VHF et permis bateau : faut-il le CRR pour une radio à bord ?

La question revient à chaque équipement de bateau : pour poser une VHF à bord, faut-il d’abord passer le CRR, ce fameux certificat de radiotéléphoniste, ou le permis bateau suffit-il ? La réponse tient en une distinction que beaucoup de plaisanciers ignorent, et qui peut coûter une contravention : tout dépend de la zone où vous naviguez et du type de radio. Avant de s’entraîner au code bateau, voici ce que la réglementation autorise vraiment, canal par canal.

Sommaire
- À quoi sert vraiment la VHF, et pourquoi elle est indispensable
- Dans les eaux françaises : le permis plaisance suffit
- Quand le CRR redevient obligatoire
- Licence, MMSI et ASN : les formalités auprès de l’ANFR
- Le canal 16 et les bons réflexes en cas de détresse
- Ce qu’il faut retenir avant d’embarquer
- FAQ
À quoi sert vraiment la VHF, et pourquoi elle est indispensable
La VHF, pour « very high frequency », est l’émetteur-récepteur radio du service mobile maritime. C’est l’outil qui permet d’appeler les secours, d’écouter ce qui se passe autour de soi et de porter assistance à un autre navire. Contrairement au téléphone portable, elle ne dépend pas de la couverture réseau, elle peut être entendue par tous les bateaux à portée et par les centres de secours, et une VHF de détresse peut être localisée. Le ministère chargé de la mer la présente sans détour comme un élément essentiel de sécurité, à embarquer quel que soit le type de navigation.
Deux formats coexistent.

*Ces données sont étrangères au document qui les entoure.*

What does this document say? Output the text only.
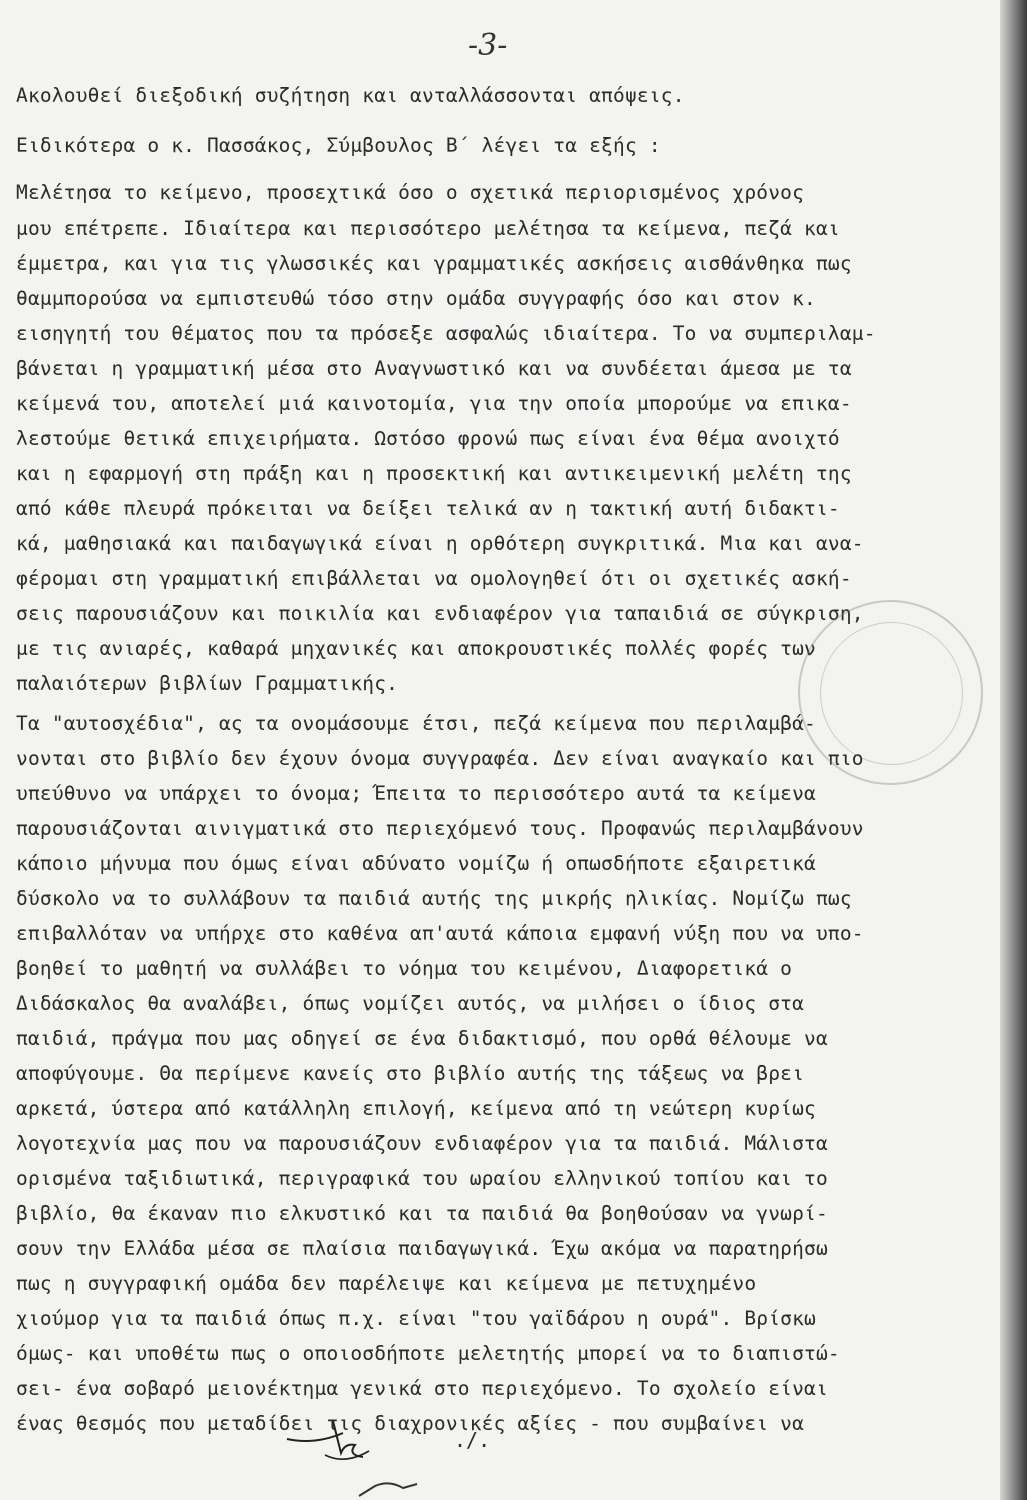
-3-
Ακολουθεί διεξοδική συζήτηση και ανταλλάσσονται απόψεις.
Ειδικότερα ο κ. Πασσάκος, Σύμβουλος Β΄ λέγει τα εξής :
Μελέτησα το κείμενο, προσεχτικά όσο ο σχετικά περιορισμένος χρόνος
μου επέτρεπε. Ιδιαίτερα και περισσότερο μελέτησα τα κείμενα, πεζά και
έμμετρα, και για τις γλωσσικές και γραμματικές ασκήσεις αισθάνθηκα πως
θαμμπορούσα να εμπιστευθώ τόσο στην ομάδα συγγραφής όσο και στον κ.
εισηγητή του θέματος που τα πρόσεξε ασφαλώς ιδιαίτερα. Το να συμπεριλαμ-
βάνεται η γραμματική μέσα στο Αναγνωστικό και να συνδέεται άμεσα με τα
κείμενά του, αποτελεί μιά καινοτομία, για την οποία μπορούμε να επικα-
λεστούμε θετικά επιχειρήματα. Ωστόσο φρονώ πως είναι ένα θέμα ανοιχτό
και η εφαρμογή στη πράξη και η προσεκτική και αντικειμενική μελέτη της
από κάθε πλευρά πρόκειται να δείξει τελικά αν η τακτική αυτή διδακτι-
κά, μαθησιακά και παιδαγωγικά είναι η ορθότερη συγκριτικά. Μια και ανα-
φέρομαι στη γραμματική επιβάλλεται να ομολογηθεί ότι οι σχετικές ασκή-
σεις παρουσιάζουν και ποικιλία και ενδιαφέρον για ταπαιδιά σε σύγκριση,
με τις ανιαρές, καθαρά μηχανικές και αποκρουστικές πολλές φορές των
παλαιότερων βιβλίων Γραμματικής.
Τα "αυτοσχέδια", ας τα ονομάσουμε έτσι, πεζά κείμενα που περιλαμβά-
νονται στο βιβλίο δεν έχουν όνομα συγγραφέα. Δεν είναι αναγκαίο και πιο
υπεύθυνο να υπάρχει το όνομα; Έπειτα το περισσότερο αυτά τα κείμενα
παρουσιάζονται αινιγματικά στο περιεχόμενό τους. Προφανώς περιλαμβάνουν
κάποιο μήνυμα που όμως είναι αδύνατο νομίζω ή οπωσδήποτε εξαιρετικά
δύσκολο να το συλλάβουν τα παιδιά αυτής της μικρής ηλικίας. Νομίζω πως
επιβαλλόταν να υπήρχε στο καθένα απ'αυτά κάποια εμφανή νύξη που να υπο-
βοηθεί το μαθητή να συλλάβει το νόημα του κειμένου, Διαφορετικά ο
Διδάσκαλος θα αναλάβει, όπως νομίζει αυτός, να μιλήσει ο ίδιος στα
παιδιά, πράγμα που μας οδηγεί σε ένα διδακτισμό, που ορθά θέλουμε να
αποφύγουμε. Θα περίμενε κανείς στο βιβλίο αυτής της τάξεως να βρει
αρκετά, ύστερα από κατάλληλη επιλογή, κείμενα από τη νεώτερη κυρίως
λογοτεχνία μας που να παρουσιάζουν ενδιαφέρον για τα παιδιά. Μάλιστα
ορισμένα ταξιδιωτικά, περιγραφικά του ωραίου ελληνικού τοπίου και το
βιβλίο, θα έκαναν πιο ελκυστικό και τα παιδιά θα βοηθούσαν να γνωρί-
σουν την Ελλάδα μέσα σε πλαίσια παιδαγωγικά. Έχω ακόμα να παρατηρήσω
πως η συγγραφική ομάδα δεν παρέλειψε και κείμενα με πετυχημένο
χιούμορ για τα παιδιά όπως π.χ. είναι "του γαϊδάρου η ουρά". Βρίσκω
όμως- και υποθέτω πως ο οποιοσδήποτε μελετητής μπορεί να το διαπιστώ-
σει- ένα σοβαρό μειονέκτημα γενικά στο περιεχόμενο. Το σχολείο είναι
ένας θεσμός που μεταδίδει τις διαχρονικές αξίες - που συμβαίνει να
./.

La VHF fixe, installée à poste et reliée à une antenne haute, porte de l’ordre de 20 à 25 milles. La VHF portable, plus modeste, porte plutôt 3 à 5 milles mais tient dans une poche et sert de secours. À cela s’ajoute une fonction déterminante pour la réglementation : l’ASN, l’appel sélectif numérique, qui permet d’émettre une alerte automatique transmettant votre identité et, si la radio est couplée au GPS, votre position.

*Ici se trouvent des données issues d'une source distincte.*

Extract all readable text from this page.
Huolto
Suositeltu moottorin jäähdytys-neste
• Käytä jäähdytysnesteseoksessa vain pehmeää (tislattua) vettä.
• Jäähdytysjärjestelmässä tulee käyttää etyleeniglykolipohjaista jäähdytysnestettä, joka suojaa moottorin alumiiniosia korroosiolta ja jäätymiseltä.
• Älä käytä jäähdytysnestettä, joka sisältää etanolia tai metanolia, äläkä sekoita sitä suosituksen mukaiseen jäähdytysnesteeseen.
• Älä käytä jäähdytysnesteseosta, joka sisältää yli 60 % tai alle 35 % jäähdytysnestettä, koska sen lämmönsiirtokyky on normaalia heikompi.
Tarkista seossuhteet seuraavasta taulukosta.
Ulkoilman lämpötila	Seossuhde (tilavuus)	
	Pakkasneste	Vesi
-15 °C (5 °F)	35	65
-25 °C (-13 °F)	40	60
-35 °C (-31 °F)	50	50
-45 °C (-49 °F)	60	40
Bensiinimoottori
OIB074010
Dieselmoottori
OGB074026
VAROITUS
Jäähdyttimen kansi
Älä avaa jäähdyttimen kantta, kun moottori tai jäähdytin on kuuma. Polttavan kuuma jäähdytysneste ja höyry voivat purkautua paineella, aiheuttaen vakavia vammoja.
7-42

C’est précisément cette fonction ASN, et la puissance de l’appareil, qui décident du niveau de qualification exigé. Savoir manier une VHF fait d’ailleurs partie des gestes qu’on révise pour le titre, au même titre que gérer une situation d’urgence en mer.

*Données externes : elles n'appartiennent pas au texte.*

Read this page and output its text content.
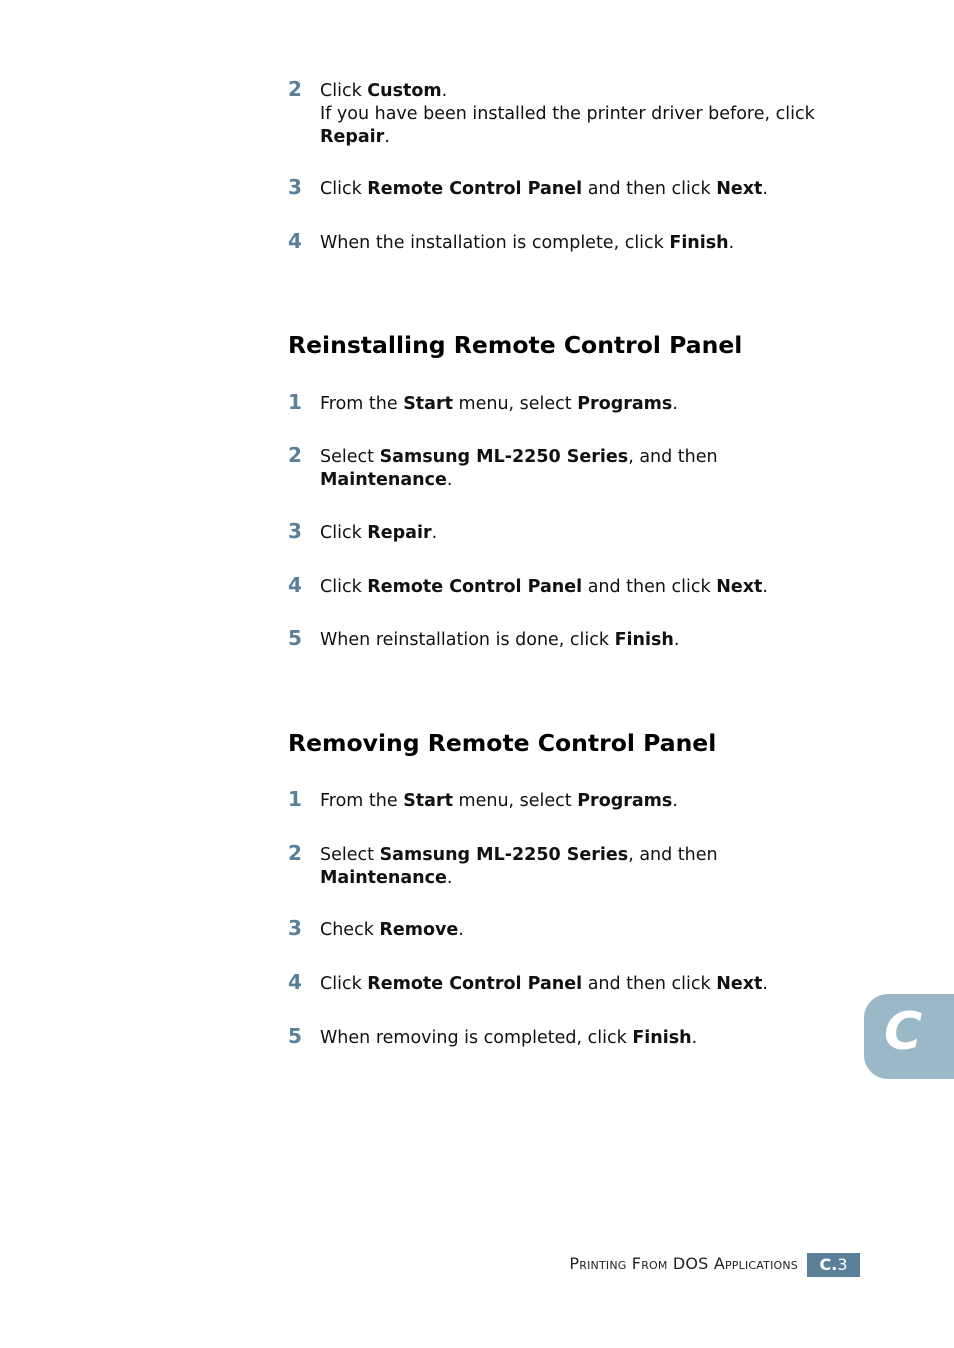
2 Click Custom.
If you have been installed the printer driver before, click Repair.
3 Click Remote Control Panel and then click Next.
4 When the installation is complete, click Finish.
Reinstalling Remote Control Panel
1 From the Start menu, select Programs.
2 Select Samsung ML-2250 Series, and then
Maintenance.
3 Click Repair.
4 Click Remote Control Panel and then click Next.
5 When reinstallation is done, click Finish.
Removing Remote Control Panel
1 From the Start menu, select Programs.
2 Select Samsung ML-2250 Series, and then
Maintenance.
3 Check Remove.
4 Click Remote Control Panel and then click Next.
5 When removing is completed, click Finish.	C
Printing From DOS Applications	C.3
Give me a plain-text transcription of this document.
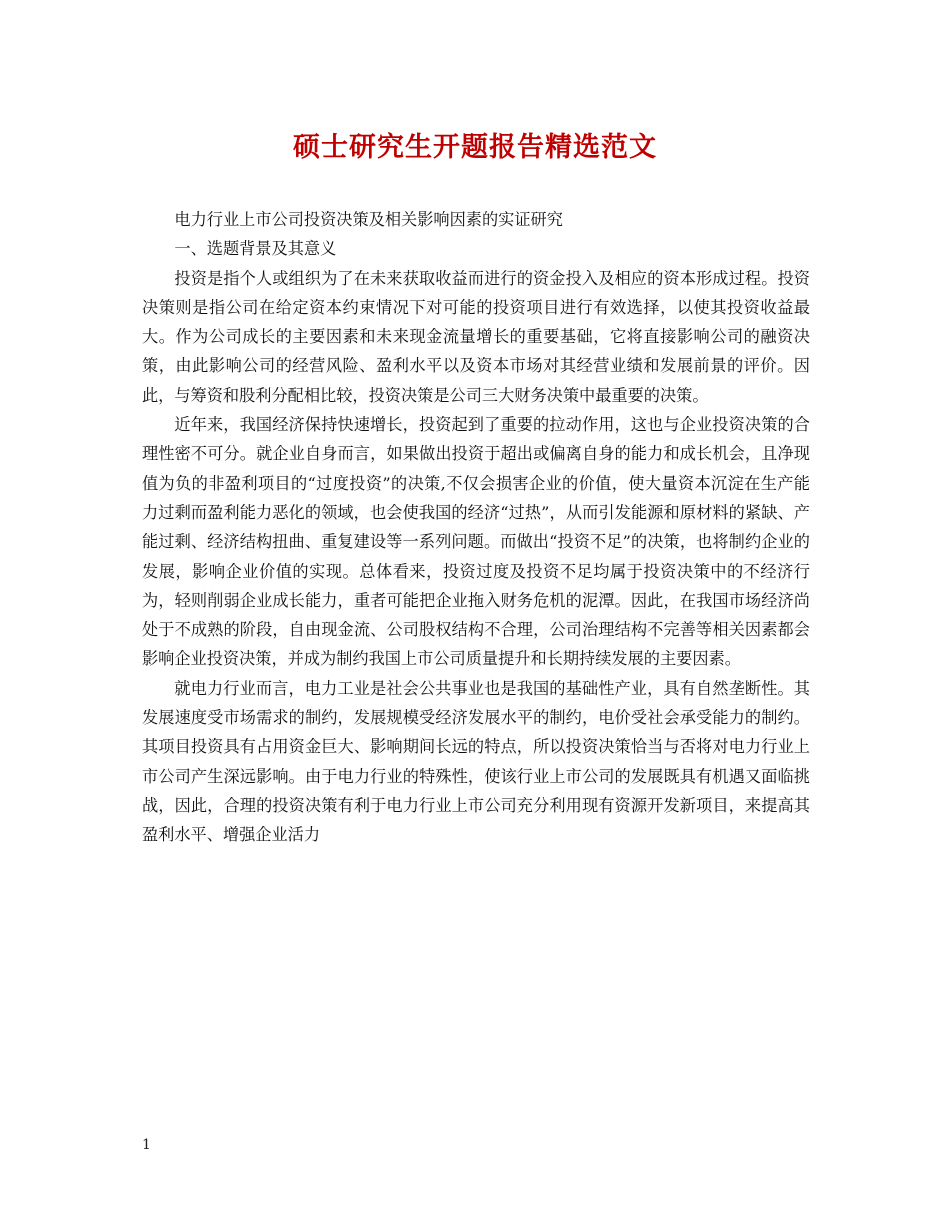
硕士研究生开题报告精选范文

电力行业上市公司投资决策及相关影响因素的实证研究

一、选题背景及其意义

投资是指个人或组织为了在未来获取收益而进行的资金投入及相应的资本形成过程。投资决策则是指公司在给定资本约束情况下对可能的投资项目进行有效选择，以使其投资收益最大。作为公司成长的主要因素和未来现金流量增长的重要基础，它将直接影响公司的融资决策，由此影响公司的经营风险、盈利水平以及资本市场对其经营业绩和发展前景的评价。因此，与筹资和股利分配相比较，投资决策是公司三大财务决策中最重要的决策。

近年来，我国经济保持快速增长，投资起到了重要的拉动作用，这也与企业投资决策的合理性密不可分。就企业自身而言，如果做出投资于超出或偏离自身的能力和成长机会，且净现值为负的非盈利项目的“过度投资”的决策,不仅会损害企业的价值，使大量资本沉淀在生产能力过剩而盈利能力恶化的领域，也会使我国的经济“过热”，从而引发能源和原材料的紧缺、产能过剩、经济结构扭曲、重复建设等一系列问题。而做出“投资不足”的决策，也将制约企业的发展，影响企业价值的实现。总体看来，投资过度及投资不足均属于投资决策中的不经济行为，轻则削弱企业成长能力，重者可能把企业拖入财务危机的泥潭。因此，在我国市场经济尚处于不成熟的阶段，自由现金流、公司股权结构不合理，公司治理结构不完善等相关因素都会影响企业投资决策，并成为制约我国上市公司质量提升和长期持续发展的主要因素。

就电力行业而言，电力工业是社会公共事业也是我国的基础性产业，具有自然垄断性。其发展速度受市场需求的制约，发展规模受经济发展水平的制约，电价受社会承受能力的制约。其项目投资具有占用资金巨大、影响期间长远的特点，所以投资决策恰当与否将对电力行业上市公司产生深远影响。由于电力行业的特殊性，使该行业上市公司的发展既具有机遇又面临挑战，因此，合理的投资决策有利于电力行业上市公司充分利用现有资源开发新项目，来提高其盈利水平、增强企业活力

1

Dans les eaux françaises : le permis plaisance suffit
Voici le point que la rumeur brouille le plus souvent. Dans les eaux territoriales maritimes et les eaux intérieures françaises, le titulaire du permis plaisance peut utiliser une VHF, fixe ou portable, avec ou sans ASN, sans avoir à passer d’examen supplémentaire. La formation et l’examen du permis intègrent déjà les connaissances théoriques et pratiques nécessaires à l’usage de la radio ; l’épreuve théorique de 30 questions comporte d’ailleurs des questions sur la VHF.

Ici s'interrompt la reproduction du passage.